‘And then I woke up, and it had all been a dream.’
When I was at school, we used to get told off for finishing stories off by making out they had all been a dream. But as soon as the wheels hit the tarmac at Stansted airport, it really did feel like that strange dozing period between wakefulness and sleeping.
On the descent, I looked out of the window to see nothing but solid cloud. And as soon as I stepped out of the plane onto the ladder to the terminal building, the dull grey September sky sapped what I had thought was a glorious tan out of my skin and made me look similarly grey. I waited in the cold for a bus back to London which got stuck in traffic around Hyde Park because of a demonstration. The other passengers started remonstrating with the driver to let us off, and soon I was sitting on the Tube, on my way back to Clapham.
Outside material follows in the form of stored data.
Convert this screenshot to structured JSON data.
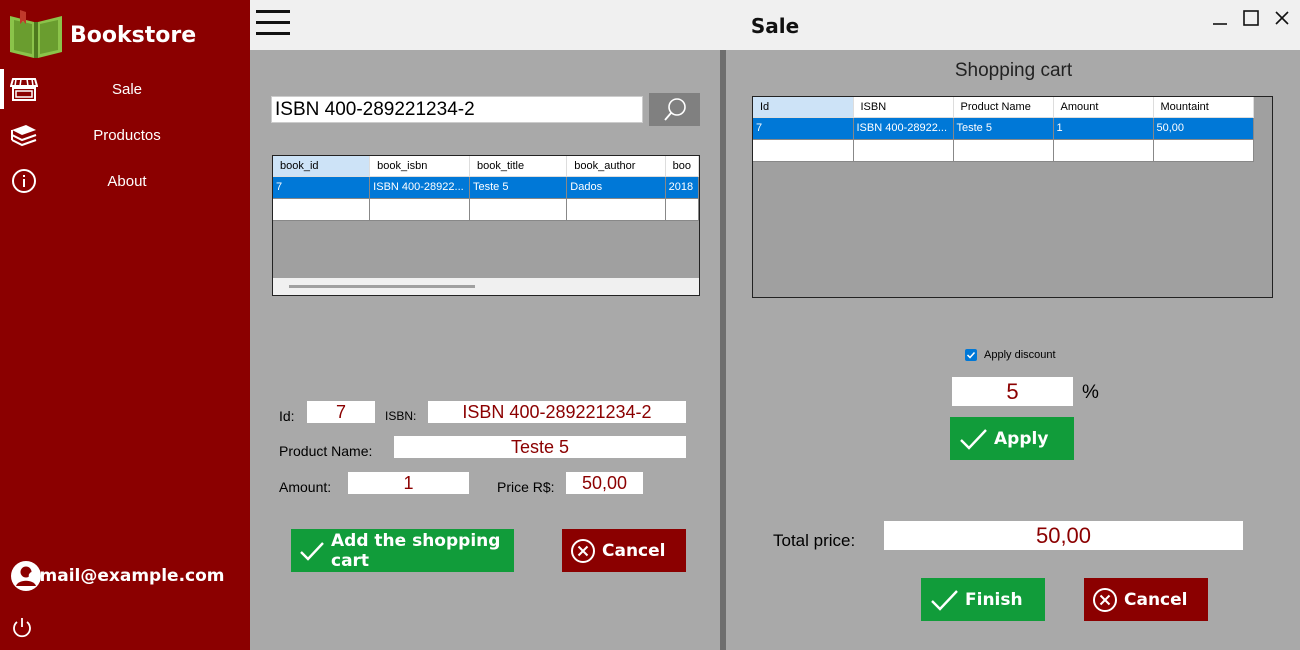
{
  "app": {
    "brand": "Bookstore",
    "title": "Sale"
  },
  "sidebar": {
    "items": [
      {
        "label": "Sale",
        "icon": "store-icon"
      },
      {
        "label": "Productos",
        "icon": "books-icon"
      },
      {
        "label": "About",
        "icon": "info-icon"
      }
    ],
    "user_email": "email@example.com"
  },
  "search": {
    "value": "ISBN 400-289221234-2"
  },
  "results_grid": {
    "columns": [
      "book_id",
      "book_isbn",
      "book_title",
      "book_author",
      "boo"
    ],
    "rows": [
      [
        "7",
        "ISBN 400-28922...",
        "Teste 5",
        "Dados",
        "2018"
      ]
    ]
  },
  "form": {
    "id_label": "Id:",
    "id_value": "7",
    "isbn_label": "ISBN:",
    "isbn_value": "ISBN 400-289221234-2",
    "name_label": "Product Name:",
    "name_value": "Teste 5",
    "amount_label": "Amount:",
    "amount_value": "1",
    "price_label": "Price R$:",
    "price_value": "50,00",
    "add_label": "Add the shopping cart",
    "cancel_label": "Cancel"
  },
  "cart": {
    "title": "Shopping cart",
    "columns": [
      "Id",
      "ISBN",
      "Product Name",
      "Amount",
      "Mountaint"
    ],
    "rows": [
      [
        "7",
        "ISBN 400-28922...",
        "Teste 5",
        "1",
        "50,00"
      ]
    ],
    "discount_label": "Apply discount",
    "discount_checked": true,
    "discount_value": "5",
    "percent_symbol": "%",
    "apply_label": "Apply",
    "total_label": "Total price:",
    "total_value": "50,00",
    "finish_label": "Finish",
    "cancel_label": "Cancel"
  },
  "colors": {
    "sidebar": "#8b0000",
    "accent_green": "#119c3a",
    "danger": "#8b0000",
    "selection": "#0078d7"
  }
}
At home, everything was how I had left it – it was like I had never been away at all. The beautiful eternally sunny camino world, populated with our peregrino family was no more. Tomorrow I will get up when my radio alarm goes off, listen to John Humphreys give today’s politician a hard time, walk up the road to the bus stop and travel in to work. I won’t walk 20km or stop at a delightful cafe bar for a croissant and coffee. I won’t turn a corner and see the two Belgian brothers striding towards me, checking to make sure I’d crossed the road properly. I won’t spot Julio Ferrer sitting on a rock gazing at nature looking for inspiration for his poems.
The days will run quickly again, the traffic will speed past, life will pick up pace, and where time stretched elastically in Spain, back in chilly Northern Europe the clock will wind itself back up to full speed again. But like a dream you remember to recount over breakfast, I’m fairly sure the story of the camino will stick with me for a long time yet.